University of Leeds medical student, Alice Barber, shares the pros and cons she experienced when extending her studies for a year to focus on a specific area of interest.
Deciding whether to intercalate or not is a decision many medical students face at some point during their training.
When it actually comes down to it, it’s a decision that can be quite daunting – and a lot more complicated than the far-away concept people talk about at the beginning of medical school.
While it’s an individual decision that will be different for everyone, it’s important to consider both the pros and cons of intercalation to make sure that you make the right choice for you.
What are the pros of intercalating?
I think the pros of intercalating can be split into three categories: time, new experiences and career development.
Intercalation can be really valuable because of the time it gives you both within and outside of study. Firstly, it gives you the time to be able to dedicate a whole year to studying something that you are really interested in. It means that you can pursue this without having to have clinical medicine as your focus.
Secondly, most intercalation courses have a lot less contact time than medicine does. This allows you to pursue other interests and hobbies outside of study. It gave me the time to get involved in societies and projects that I hadn’t previously been able to fit in alongside medical school.
Then there’s also the fact that you will have more time to be able to work alongside study. For me, this was extremely valuable as it meant I was able to save up funds to get me through my final two years of medical school.
On the surface, it may seem like the only new experience is learning something different, but I’ve found there’s much more to it than that.
For example, studying a humanities subject which is based heavily around debate has given me the chance to learn in a way I never have before. I’ve met new people who I probably wouldn’t have come across if it wasn’t for intercalation.

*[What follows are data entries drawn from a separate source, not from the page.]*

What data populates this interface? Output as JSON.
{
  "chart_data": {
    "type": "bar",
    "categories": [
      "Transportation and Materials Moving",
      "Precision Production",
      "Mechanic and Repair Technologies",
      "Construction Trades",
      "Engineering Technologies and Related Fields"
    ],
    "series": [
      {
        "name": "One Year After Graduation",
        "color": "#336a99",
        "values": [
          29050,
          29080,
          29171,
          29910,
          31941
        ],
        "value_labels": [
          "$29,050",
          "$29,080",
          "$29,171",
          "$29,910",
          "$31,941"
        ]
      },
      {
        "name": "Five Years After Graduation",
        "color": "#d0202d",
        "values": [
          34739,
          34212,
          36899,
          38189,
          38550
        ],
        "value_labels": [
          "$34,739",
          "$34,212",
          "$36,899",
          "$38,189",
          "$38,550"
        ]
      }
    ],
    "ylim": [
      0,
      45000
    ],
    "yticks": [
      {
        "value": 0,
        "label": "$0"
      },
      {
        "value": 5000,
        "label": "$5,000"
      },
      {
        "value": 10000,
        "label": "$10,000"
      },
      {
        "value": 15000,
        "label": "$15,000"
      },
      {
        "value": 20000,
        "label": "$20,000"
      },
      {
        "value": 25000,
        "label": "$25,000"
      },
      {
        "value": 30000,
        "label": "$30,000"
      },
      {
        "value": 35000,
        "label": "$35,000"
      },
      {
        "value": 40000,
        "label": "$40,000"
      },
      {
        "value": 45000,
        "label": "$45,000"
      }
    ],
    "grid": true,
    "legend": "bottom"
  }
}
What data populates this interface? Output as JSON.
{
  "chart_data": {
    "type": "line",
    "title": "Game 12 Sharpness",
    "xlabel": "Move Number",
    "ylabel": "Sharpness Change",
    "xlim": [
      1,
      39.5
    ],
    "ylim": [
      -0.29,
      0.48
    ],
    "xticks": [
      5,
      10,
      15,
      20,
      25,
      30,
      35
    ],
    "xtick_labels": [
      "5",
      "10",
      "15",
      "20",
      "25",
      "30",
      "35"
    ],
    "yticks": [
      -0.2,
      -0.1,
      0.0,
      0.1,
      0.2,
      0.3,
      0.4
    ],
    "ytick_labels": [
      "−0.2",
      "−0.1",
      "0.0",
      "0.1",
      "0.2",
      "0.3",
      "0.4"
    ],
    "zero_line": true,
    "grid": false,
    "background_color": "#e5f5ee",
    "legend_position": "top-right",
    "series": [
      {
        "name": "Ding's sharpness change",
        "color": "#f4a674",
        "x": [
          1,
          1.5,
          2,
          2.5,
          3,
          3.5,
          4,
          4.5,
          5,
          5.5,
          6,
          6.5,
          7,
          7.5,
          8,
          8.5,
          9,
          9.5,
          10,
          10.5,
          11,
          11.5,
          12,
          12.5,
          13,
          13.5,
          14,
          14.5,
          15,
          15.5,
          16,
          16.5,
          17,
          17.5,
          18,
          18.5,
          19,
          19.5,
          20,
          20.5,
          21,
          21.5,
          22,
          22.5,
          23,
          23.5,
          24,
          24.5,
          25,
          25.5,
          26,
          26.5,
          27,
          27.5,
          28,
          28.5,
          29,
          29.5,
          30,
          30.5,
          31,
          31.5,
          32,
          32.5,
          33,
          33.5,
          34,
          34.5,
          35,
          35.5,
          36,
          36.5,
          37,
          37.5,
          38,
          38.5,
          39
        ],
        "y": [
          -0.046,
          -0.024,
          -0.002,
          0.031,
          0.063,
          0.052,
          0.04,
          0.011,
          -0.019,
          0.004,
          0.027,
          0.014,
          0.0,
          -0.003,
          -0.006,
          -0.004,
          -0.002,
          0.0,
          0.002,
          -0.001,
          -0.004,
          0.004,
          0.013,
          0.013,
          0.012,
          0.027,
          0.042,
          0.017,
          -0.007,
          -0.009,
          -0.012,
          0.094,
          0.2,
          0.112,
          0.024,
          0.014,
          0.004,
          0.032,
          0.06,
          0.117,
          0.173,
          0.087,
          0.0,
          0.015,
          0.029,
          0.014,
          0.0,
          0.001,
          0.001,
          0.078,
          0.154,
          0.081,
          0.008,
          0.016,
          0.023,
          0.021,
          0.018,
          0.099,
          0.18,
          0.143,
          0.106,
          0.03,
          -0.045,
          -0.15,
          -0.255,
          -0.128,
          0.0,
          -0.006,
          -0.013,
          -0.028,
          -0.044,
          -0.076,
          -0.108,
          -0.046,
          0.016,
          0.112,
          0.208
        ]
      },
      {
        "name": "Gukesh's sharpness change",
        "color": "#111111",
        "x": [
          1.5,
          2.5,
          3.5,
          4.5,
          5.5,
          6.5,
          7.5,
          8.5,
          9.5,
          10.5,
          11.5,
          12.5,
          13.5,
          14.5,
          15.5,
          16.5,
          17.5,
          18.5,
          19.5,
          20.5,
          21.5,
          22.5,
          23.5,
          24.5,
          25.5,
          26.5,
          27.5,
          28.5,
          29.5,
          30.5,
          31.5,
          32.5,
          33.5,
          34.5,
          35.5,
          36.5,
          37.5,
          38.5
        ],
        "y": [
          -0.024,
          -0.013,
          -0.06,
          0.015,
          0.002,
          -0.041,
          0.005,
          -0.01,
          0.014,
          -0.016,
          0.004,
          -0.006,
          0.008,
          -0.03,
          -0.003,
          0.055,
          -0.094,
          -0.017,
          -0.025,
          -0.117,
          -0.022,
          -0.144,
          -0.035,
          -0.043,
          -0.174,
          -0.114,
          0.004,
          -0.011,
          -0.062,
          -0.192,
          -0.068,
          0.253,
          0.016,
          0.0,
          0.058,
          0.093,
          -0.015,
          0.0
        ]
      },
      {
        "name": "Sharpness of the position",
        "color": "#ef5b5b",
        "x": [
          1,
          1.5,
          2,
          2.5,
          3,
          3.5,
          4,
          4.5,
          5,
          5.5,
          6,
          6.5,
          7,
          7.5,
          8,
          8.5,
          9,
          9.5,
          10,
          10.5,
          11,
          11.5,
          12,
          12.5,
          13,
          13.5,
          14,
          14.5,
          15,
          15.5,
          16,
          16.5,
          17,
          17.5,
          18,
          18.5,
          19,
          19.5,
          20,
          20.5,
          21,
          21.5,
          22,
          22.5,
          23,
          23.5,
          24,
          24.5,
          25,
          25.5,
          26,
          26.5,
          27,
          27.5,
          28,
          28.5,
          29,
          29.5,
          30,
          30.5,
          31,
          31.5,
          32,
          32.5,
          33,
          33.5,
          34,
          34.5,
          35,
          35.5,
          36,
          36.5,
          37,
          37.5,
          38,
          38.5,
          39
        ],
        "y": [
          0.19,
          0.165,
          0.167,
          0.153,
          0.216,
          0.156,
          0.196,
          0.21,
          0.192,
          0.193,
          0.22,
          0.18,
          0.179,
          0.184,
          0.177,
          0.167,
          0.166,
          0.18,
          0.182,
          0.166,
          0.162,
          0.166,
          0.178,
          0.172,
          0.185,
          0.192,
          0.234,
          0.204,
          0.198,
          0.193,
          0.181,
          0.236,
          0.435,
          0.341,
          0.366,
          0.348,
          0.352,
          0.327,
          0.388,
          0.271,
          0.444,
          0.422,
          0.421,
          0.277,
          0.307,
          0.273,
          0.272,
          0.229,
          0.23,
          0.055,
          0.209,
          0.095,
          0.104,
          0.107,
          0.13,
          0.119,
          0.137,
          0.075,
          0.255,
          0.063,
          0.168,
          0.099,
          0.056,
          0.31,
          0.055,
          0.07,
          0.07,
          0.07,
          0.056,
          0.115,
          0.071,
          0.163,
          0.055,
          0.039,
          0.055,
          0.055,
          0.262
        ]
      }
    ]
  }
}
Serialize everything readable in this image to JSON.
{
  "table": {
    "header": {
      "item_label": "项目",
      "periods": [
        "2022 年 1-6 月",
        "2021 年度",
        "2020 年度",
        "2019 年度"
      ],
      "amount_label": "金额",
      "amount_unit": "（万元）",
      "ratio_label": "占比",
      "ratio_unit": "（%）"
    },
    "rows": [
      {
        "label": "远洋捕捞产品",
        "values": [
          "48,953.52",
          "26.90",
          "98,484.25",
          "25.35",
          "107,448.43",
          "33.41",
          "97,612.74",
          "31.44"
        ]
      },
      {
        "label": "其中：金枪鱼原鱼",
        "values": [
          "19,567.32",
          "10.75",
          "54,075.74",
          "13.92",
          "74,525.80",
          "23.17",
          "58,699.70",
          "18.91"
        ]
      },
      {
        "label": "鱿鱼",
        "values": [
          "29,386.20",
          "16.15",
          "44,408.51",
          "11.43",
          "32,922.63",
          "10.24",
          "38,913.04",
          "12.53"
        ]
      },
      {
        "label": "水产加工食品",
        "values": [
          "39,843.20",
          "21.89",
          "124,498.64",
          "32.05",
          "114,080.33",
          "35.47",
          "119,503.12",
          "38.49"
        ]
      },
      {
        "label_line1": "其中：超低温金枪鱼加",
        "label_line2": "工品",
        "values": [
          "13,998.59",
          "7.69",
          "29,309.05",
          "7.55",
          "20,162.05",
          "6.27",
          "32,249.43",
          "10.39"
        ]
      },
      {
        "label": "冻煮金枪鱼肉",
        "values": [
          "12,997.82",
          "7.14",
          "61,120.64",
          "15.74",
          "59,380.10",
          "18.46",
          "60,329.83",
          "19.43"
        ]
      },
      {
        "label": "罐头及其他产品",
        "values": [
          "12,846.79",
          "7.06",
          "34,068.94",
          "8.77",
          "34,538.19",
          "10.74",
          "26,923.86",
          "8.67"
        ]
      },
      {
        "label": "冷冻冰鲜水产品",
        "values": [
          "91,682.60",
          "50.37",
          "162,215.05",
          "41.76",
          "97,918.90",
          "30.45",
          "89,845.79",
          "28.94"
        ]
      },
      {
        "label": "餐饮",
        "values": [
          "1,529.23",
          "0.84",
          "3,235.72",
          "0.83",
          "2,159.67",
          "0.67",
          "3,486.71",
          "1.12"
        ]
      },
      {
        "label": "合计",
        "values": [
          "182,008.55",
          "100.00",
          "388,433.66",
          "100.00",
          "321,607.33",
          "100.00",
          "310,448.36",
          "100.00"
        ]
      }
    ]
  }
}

This may sound menial, but I’ve also loved going into different university buildings other than the medical school. Although I chose to stay in Leeds to intercalate, you can also choose to intercalate at a different medical school, which would give you the chance to see a new city for a year.
Intercalation can also be really valuable for your future career. Whilst it does help for speciality applications, I think the most career development comes from the new skills that you are able to learn throughout an intercalated year.
It’s given me the chance to develop skills in writing, debating and analysing that I think will benefit me immensely in my future career and help me to be a better doctor in the long run. Intercalation also often leads to opportunities to publish work which, again, can be really useful when it comes to speciality applications.
What are the cons of intercalating?
Although there are many advantages of intercalating, it’s also important to weigh up the potential disadvantages. The disadvantages will be different for everyone, which can make the decision a little more complicated.
Again, I think the cons of intercalating can be split into two categories: finances and adjusting back to medicine.
Although intercalating is less contact-heavy and allows you to work and earn money, it can still be challenging financially. You’ll have an extra year before qualifying as a doctor, which means you’ll have two years of medical school without a student loan (rather than one).
There’s also differences between bachelors and master’s degrees. If you choose to intercalate during a masters, you won’t be able to get a full maintenance loan.
Despite this, I think there are many ways that you can reduce the financial impact of intercalation. Firstly, as I’ve mentioned, intercalation allows for more time to work alongside studies. There are also grants and scholarships available which can help you to finance intercalation.
Some students choose to move home for a year and intercalate at a university nearby in order to save money on rent (I’m aware this is not an option for everyone, but it might be for some).
Adjusting back to medicine
One particular concern that I had about intercalation was how hard it would be to adjust back to medicine after a year away. I worried about forgetting ‘medicine’ and finding it difficult to go back to placement after a year out.
While I think it’s normal to have these worries, I also think it’s possible to adjust quite quickly when you return to medicine.
There are also many ways that you can keep up your medical knowledge whilst intercalating - for example I volunteered as a community first responder which helped me to maintain my clinical skills.
Although this isn’t a specific disadvantage, it’s worth noting that intercalating has previously counted for points on foundation programme applications – this is no longer the case.
Whilst many have concluded from this that intercalating is no longer valuable, I think I have shown that intercalation can still be valuable (both personally and professionally).
How have I found intercalating?
So, how have I found intercalating? I chose to intercalate in medical ethics at my current medical school, in between my third and fourth years.
I have found it both challenging and extremely rewarding. I’ve learnt so much already, even though I’ve only done one term so far! Whilst it is still a very individual decision, I can’t recommend intercalating enough.